January 6th, 2014 12:13 PM by Ron Mastrodonato
The housing recovery is expected to remain strong in the new year, driven by economic growth and an improving employment picture, economists say.
In fact, job growth likely will be one key to driving housing growth in the new year. An estimated 2 million or more jobs will be created in 2014, predicts Lawrence Yun, National Association of REALTORS(R)’ chief economist.
As employment picks up, greater demand for housing is expected to occur and a surge in homebuilding activity. Celia Chen, housing economist at Moody's Analytic, predicts a “homebuilding boom” in 2014 that will spark even more jobs -- from construction workers to manufacturers -- and bring about greater demand for housing overall.
"The homebuilding boom in 2014 drives our strong economic forecast," Chen said. "Homebuilding generates a lot of jobs.
The housing recovery is expected to continue on its path in the new year with home prices continuing to rise (although at a slower pace); sales to rise slightly; and the foreclosure crisis expected to finally draw to an end.
"For the general consumer, the market will be good in 2014," says Lawrence Yun, chief economist at the National Association of REALTORS®. "Home values will continue to rise, but not sharply, but there won't be a decline."
Yun notes 2014 will be the second consecutive year of a “very respectable recovery,” marked by a 20 percent cumulative rise in existing-home sales over the past two years and nearly a 20 percent increase in home values.

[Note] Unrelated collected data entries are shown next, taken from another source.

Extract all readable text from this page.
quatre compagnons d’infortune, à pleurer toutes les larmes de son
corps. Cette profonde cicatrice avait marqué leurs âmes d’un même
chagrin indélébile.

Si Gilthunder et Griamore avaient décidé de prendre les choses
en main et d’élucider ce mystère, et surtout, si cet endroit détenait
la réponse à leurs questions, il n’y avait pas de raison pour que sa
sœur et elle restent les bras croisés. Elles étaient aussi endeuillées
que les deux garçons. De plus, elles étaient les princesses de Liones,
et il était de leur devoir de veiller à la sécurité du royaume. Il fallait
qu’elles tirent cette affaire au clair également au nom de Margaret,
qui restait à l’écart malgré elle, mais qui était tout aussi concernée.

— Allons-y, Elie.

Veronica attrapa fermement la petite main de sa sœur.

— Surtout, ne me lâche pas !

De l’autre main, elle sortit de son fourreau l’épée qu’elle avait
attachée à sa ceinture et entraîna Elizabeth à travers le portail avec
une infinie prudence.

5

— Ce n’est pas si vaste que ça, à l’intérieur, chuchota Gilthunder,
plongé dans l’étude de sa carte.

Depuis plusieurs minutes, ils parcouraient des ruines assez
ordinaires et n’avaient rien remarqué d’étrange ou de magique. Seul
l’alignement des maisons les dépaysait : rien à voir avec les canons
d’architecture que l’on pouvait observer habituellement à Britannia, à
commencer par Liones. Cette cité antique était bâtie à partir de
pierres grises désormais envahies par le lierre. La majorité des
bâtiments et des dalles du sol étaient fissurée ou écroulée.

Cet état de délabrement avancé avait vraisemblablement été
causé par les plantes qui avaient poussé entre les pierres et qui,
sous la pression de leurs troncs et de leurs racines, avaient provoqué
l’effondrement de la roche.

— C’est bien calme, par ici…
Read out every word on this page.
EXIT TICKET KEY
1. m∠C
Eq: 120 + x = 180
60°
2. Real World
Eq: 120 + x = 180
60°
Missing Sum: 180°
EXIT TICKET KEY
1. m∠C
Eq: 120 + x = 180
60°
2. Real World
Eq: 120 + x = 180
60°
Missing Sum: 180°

However, he notes that existing-home sales will likely plateau in 2014. Sales have already been slowing in the latest reports.
Yun says home prices rose 11 percent in 2013, but growth will likely be slower in 2014 at a pace of 5 percent. The reason for the slowing pace of home prices, he says, is mostly being driven by “less affordable conditions from higher prices and higher mortgage rates.” Thirty-year fixed-rate mortgages are expected to rise above 5 percent in the second half of 2014 (up from a current average of 4.47 percent this week).
"While rates will be higher than what they were, they won't be at a level that will discourage home purchases," says Jay Brinkmann, chief economist at the Mortgage Bankers Association. MBA is predicting interest rates to also average about 5 percent in 2014.
Meanwhile, the distressed housing crisis is expected to fade away in 2014. Daren Blomquist, vice president at RealtyTrac, says that 2014 will likely be the year “we transition back to normal.” About 85,000 foreclosure filings a month nationwide are expected by the first quarter of 2015.
"The market has worked through most of the bad loans that triggered the crisis to begin with," Blomquist says. Still, some loans need to be “cleaned up.”